Nehemiah had clear understanding of the situation – He was given good intelligence, was well informed of the situation, so he could pray
Nehemiah realized that before he could ask God for help he must confess the sin of the people, his people, to God. Confessing takes courage to agree with God on what is wrong. All of us fall short of being obedient to God – whether it is fear, doubt, ignorance or indiscretion – we each make choices that head in the wrong direction. Nehemiah took the time to confess sin – the sins of his people to God. In our day these might be corruption of government, violence, crime, abortion, lack of love for or care for one another, and a sharp turn from honoring God in our culture. It is painful to identify yourself with sin of a culture… but in confessing the sin, Nehemiah reaches back to scripture and reminds God of the promise that as we confess our sins God is faithful and just to forgive us of these sins, and cleanse us from all unrighteousness. It is a work of God, a response to honest confession.
Nehemiah also confesses sins of generations – not just his generation’s sin, but those of previous generations.
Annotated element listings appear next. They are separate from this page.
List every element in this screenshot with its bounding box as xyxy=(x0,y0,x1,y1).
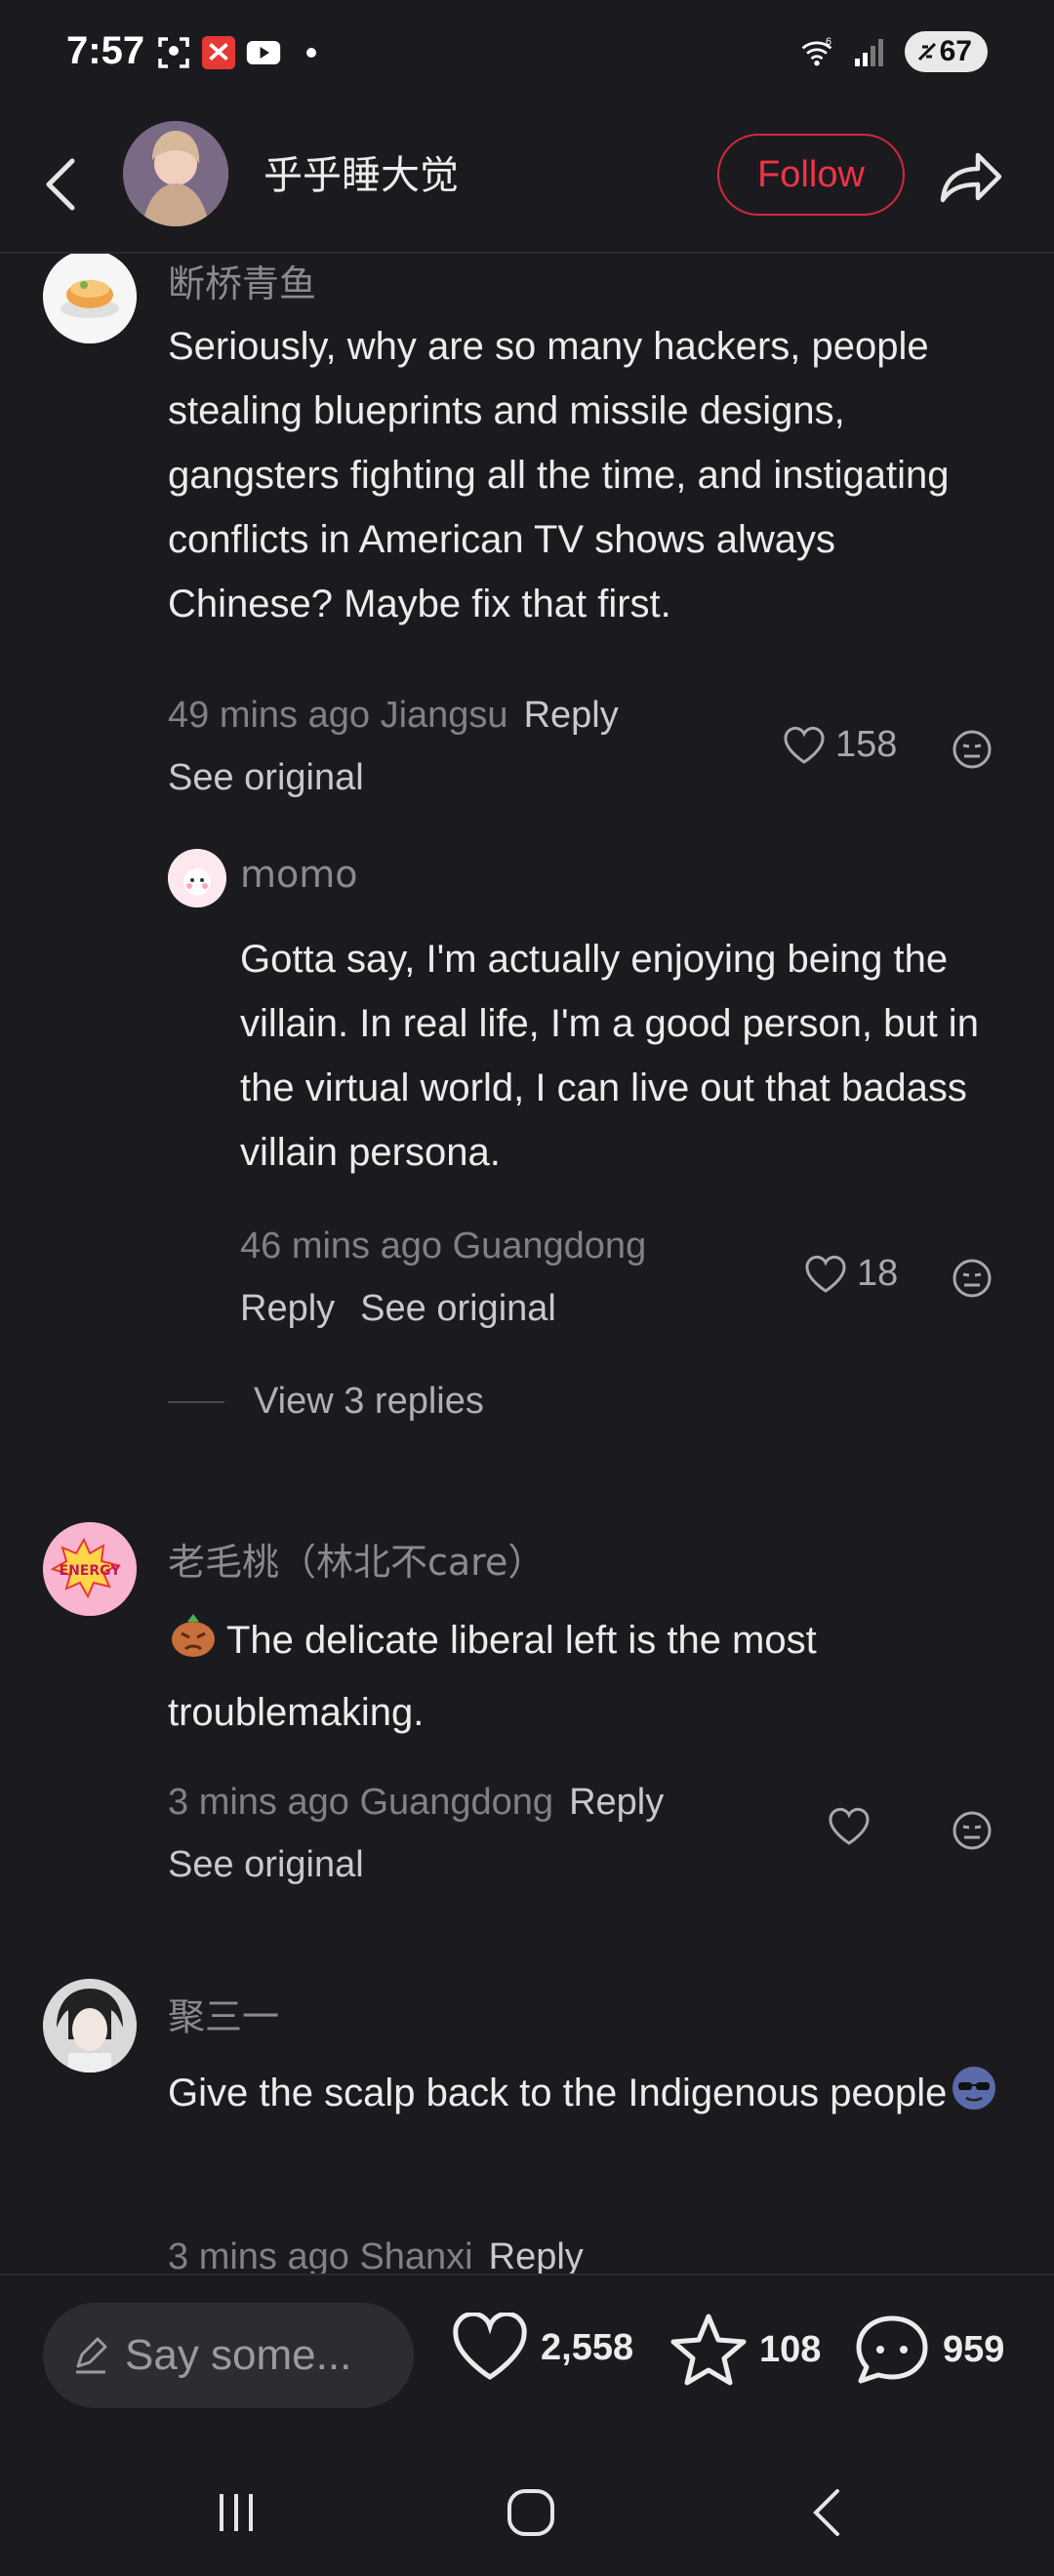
app-notification-icon xyxy=(201,35,236,70)
sunglasses-emoji-icon xyxy=(949,2063,999,2133)
comment-time-location: 3 mins ago Shanxi xyxy=(168,2236,473,2274)
recent-apps-button[interactable] xyxy=(197,2478,275,2547)
channel-avatar[interactable] xyxy=(123,121,228,226)
comment-time-location: 3 mins ago Guangdong xyxy=(168,1782,554,1823)
like-post-button[interactable]: 2,558 xyxy=(451,2313,633,2383)
wifi-icon: 6 xyxy=(799,34,834,69)
comment-input-placeholder: Say some... xyxy=(125,2331,352,2379)
comment-meta: 3 mins ago Guangdong Reply xyxy=(168,1782,664,1824)
comment-username[interactable]: 聚三一 xyxy=(168,1987,279,2040)
notification-icons xyxy=(156,35,316,70)
divider xyxy=(168,1400,224,1403)
reply-button[interactable]: Reply xyxy=(524,695,619,736)
bottom-action-bar: Say some... 2,558 108 959 xyxy=(0,2274,1054,2439)
share-button[interactable] xyxy=(932,138,1010,216)
home-button[interactable] xyxy=(492,2478,570,2547)
view-replies-label: View 3 replies xyxy=(254,1381,484,1422)
comment-time-location: 49 mins ago Jiangsu xyxy=(168,695,508,736)
reply-button[interactable]: Reply xyxy=(240,1288,335,1329)
comment-text-body: The delicate liberal left is the most tr… xyxy=(168,1619,817,1734)
comments-list[interactable]: 断桥青鱼 Seriously, why are so many hackers,… xyxy=(0,254,1054,2274)
svg-text:6: 6 xyxy=(826,36,831,48)
comment-text: Give the scalp back to the Indigenous pe… xyxy=(168,2061,1007,2133)
battery-level: 67 xyxy=(939,35,972,67)
status-time: 7:57 xyxy=(66,29,145,72)
follow-button[interactable]: Follow xyxy=(717,134,905,216)
see-original-link[interactable]: See original xyxy=(168,1844,364,1886)
heart-icon xyxy=(829,1807,870,1845)
comment-username[interactable]: 断桥青鱼 xyxy=(168,254,316,307)
heart-icon xyxy=(453,2313,527,2380)
reply-actions: Reply See original xyxy=(240,1288,556,1330)
dislike-button[interactable] xyxy=(951,1257,993,1300)
share-arrow-icon xyxy=(940,152,1002,203)
avatar[interactable] xyxy=(43,1979,137,2073)
like-count: 18 xyxy=(857,1253,899,1294)
see-original-link[interactable]: See original xyxy=(360,1288,556,1329)
angry-emoji-icon xyxy=(168,1610,219,1680)
favorites-count: 108 xyxy=(759,2328,822,2370)
scan-icon xyxy=(156,35,191,70)
charging-icon xyxy=(917,42,936,61)
svg-text:ENERGY: ENERGY xyxy=(60,1563,122,1579)
comment-text-body: Give the scalp back to the Indigenous pe… xyxy=(168,2072,948,2114)
comment-text: The delicate liberal left is the most tr… xyxy=(168,1608,1007,1745)
comment-meta: 3 mins ago Shanxi Reply xyxy=(168,2236,584,2274)
avatar[interactable] xyxy=(168,849,226,907)
comment-text: Seriously, why are so many hackers, peop… xyxy=(168,325,950,625)
reply-username[interactable]: momo xyxy=(240,853,358,896)
more-notifications-dot xyxy=(306,48,316,58)
reply-text: Gotta say, I'm actually enjoying being t… xyxy=(240,938,979,1174)
favorite-button[interactable]: 108 xyxy=(669,2313,821,2387)
youtube-icon xyxy=(246,35,281,70)
like-count: 158 xyxy=(835,724,898,765)
comments-count: 959 xyxy=(943,2328,1005,2370)
comment-input[interactable]: Say some... xyxy=(43,2303,414,2408)
reply-button[interactable]: Reply xyxy=(489,2236,584,2274)
status-bar: 7:57 6 67 xyxy=(0,0,1054,112)
star-icon xyxy=(670,2314,747,2386)
system-navigation-bar xyxy=(0,2439,1054,2576)
heart-icon xyxy=(784,726,825,764)
dislike-button[interactable] xyxy=(951,1809,993,1852)
chevron-left-icon xyxy=(46,158,75,211)
see-original-link[interactable]: See original xyxy=(168,757,364,799)
heart-icon xyxy=(805,1255,846,1293)
signal-icon xyxy=(852,34,887,69)
like-button[interactable]: 158 xyxy=(783,724,897,766)
recent-apps-icon xyxy=(220,2494,253,2531)
nav-back-button[interactable] xyxy=(787,2478,865,2547)
like-button[interactable]: 18 xyxy=(804,1253,898,1295)
comment-username[interactable]: 老毛桃（林北不care） xyxy=(168,1532,545,1586)
home-icon xyxy=(507,2489,554,2536)
meh-face-icon xyxy=(953,1259,992,1298)
channel-name[interactable]: 乎乎睡大觉 xyxy=(264,143,459,200)
meh-face-icon xyxy=(953,1811,992,1850)
comment-meta: 49 mins ago Jiangsu Reply xyxy=(168,695,619,737)
back-button[interactable] xyxy=(33,145,88,223)
reply-button[interactable]: Reply xyxy=(569,1782,664,1823)
comments-button[interactable]: 959 xyxy=(853,2313,1004,2387)
view-replies-button[interactable]: View 3 replies xyxy=(168,1381,484,1423)
likes-count: 2,558 xyxy=(541,2326,634,2368)
avatar[interactable]: ENERGY xyxy=(43,1522,137,1616)
system-icons: 6 67 xyxy=(799,31,988,72)
back-chevron-icon xyxy=(813,2489,839,2536)
meh-face-icon xyxy=(953,730,992,769)
avatar[interactable] xyxy=(43,254,137,343)
dislike-button[interactable] xyxy=(951,728,993,771)
channel-header: 乎乎睡大觉 Follow xyxy=(0,112,1054,254)
reply-time-location: 46 mins ago Guangdong xyxy=(240,1226,647,1267)
comment-bubble-icon xyxy=(856,2315,928,2384)
battery-indicator: 67 xyxy=(904,31,988,72)
like-button[interactable] xyxy=(828,1807,871,1846)
pencil-icon xyxy=(76,2337,107,2374)
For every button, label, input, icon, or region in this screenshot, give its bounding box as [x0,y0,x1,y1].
Generational Sin – The bible speaks of the idea that sins can be passed down from one generation to the next. A real example might be a family where alcoholism is present, and dad models this to his children. The children grow up believing that abusive drinking is normal, and they continue the pattern, model it to their children, and on and on. Generational sins and patterns are attitudes, actions, beliefs, behaviors, and/or habits that we have inherited from our family or relatives. We then “enter into” the same sin pattern and make it our own. It is usually repeated throughout our life as well as by individuals in successive generations. I found this quote on a website that gave more clarity to the idea:
“When a person has sinned, that sin stands in need of being confessed. If the person doesn’t confess it, then his children must confess it in order to break the generational pattern. Like an “outstanding” debt, the person’s sin “hangs out there,” impacting his descendants, until it is addressed through confession and cleared away. We are not required to take responsibility for our ancestors’ sins, but we are to acknowledge and confess their sin. (We agree with God that they were wrong and that God was right.) God asks us to accept responsibility for our own sin and to repent and be humbled. Understand that the passing down of iniquity (sin) is just that – the passing down of iniquity (sin). My parents’ sin does not become my sin, until I have made the choice to sin myself in the same way.” http://www.restoringyourlife.org/
- How often do I look at our nation and the world and confess the sin that is apparent?
- Am I willing to tell God how we as a people have strayed from his ways, precepts, laws?
- Have I taken a careful and prayerful look at my family history? Is there something that is unconfessed, or a pattern of sin that needs to be broken?
- Do I believe God’s word, and accept the truth that if I confess sin it will be forgiven by God?